The US has given Pakistan billions in military aid since 2001 to enlist its cooperation.
But the leaked reports, which cover a period from January 2004 to December 2009, suggest that current and former officials from Pakistan's Inter-Services Intelligence agency have met directly with the Taliban to co-ordinate attacks in Afghanistan.
A senior ISI official, who did not want to be identified, denied the allegations, saying they were from raw intelligence reports that had not been verified and were meant to impugn the reputation of the spy agency.
In one report from March 2008, the ISI is alleged to have ordered Siraj Haqqani, a prominent militant based in north-western Pakistan, to kill workers from archenemy India who are building roads in Afghanistan.
In another from March 2007, the ISI is alleged to have given Jalaluddin Haqqani, Siraj's father, 1,000 motorcycles to carry out suicide attacks in Afghanistan.
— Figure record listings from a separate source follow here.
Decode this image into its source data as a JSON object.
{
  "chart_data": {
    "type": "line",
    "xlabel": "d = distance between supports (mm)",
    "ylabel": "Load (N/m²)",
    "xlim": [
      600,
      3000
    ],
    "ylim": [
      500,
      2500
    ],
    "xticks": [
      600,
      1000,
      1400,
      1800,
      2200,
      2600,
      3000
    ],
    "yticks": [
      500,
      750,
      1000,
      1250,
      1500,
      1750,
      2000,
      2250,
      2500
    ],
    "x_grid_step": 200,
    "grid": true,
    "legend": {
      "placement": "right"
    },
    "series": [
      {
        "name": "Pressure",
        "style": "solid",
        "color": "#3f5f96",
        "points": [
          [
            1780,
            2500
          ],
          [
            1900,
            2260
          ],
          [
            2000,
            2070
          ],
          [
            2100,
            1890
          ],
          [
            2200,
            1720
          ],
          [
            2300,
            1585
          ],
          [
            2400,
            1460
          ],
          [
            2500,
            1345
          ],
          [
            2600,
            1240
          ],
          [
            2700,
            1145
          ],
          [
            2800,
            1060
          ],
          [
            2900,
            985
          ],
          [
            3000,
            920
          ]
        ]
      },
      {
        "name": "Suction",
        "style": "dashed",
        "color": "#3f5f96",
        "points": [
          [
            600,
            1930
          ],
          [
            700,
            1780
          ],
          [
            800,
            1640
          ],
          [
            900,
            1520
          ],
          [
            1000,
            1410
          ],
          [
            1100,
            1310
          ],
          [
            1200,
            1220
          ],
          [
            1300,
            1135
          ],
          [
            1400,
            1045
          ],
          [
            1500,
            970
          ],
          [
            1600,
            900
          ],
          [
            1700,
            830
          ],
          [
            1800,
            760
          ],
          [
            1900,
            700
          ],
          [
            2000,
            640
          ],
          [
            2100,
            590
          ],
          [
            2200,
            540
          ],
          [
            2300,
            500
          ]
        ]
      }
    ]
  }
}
While these reports, and many of the other 91,000 released by Wikileaks, cannot be independently verified, the Haqqanis run a military network based in Pakistan's North Waziristan tribal area that is believed to have close ties with the ISI.
Other reports mention former ISI officials, including Hamid Gul, who headed the agency in the late 1980s when Pakistan and the US were supporting Islamist militants in their fight against the Soviets in Afghanistan.
In one report, Gul, who has been an outspoken supporter of the Taliban, is alleged to have dispatched three men in December 2006 to carry out attacks in Afghanistan's capital.
"Reportedly Gul's final comment to the three individuals was to make the snow warm in Kabul, basically telling them to set Kabul aflame," said the report.
Gul, who appeared multiple times throughout the reports, denied allegations that he was working with the Taliban, saying "these leaked documents against me are fiction and nothing else."
The US has had little success convincing Pakistan to target Afghan Taliban holed up in the country, especially members of the Haqqani network, which the US military considers the most dangerous militant group in Afghanistan.
Pakistan helped the Taliban seize power in Afghanistan in the 1990s. Although the government renounced the group in 2001 under US pressure, many analysts believe Pakistan refuses to sever links with the Taliban because it believes it could be a useful ally in Afghanistan after foreign forces withdraw.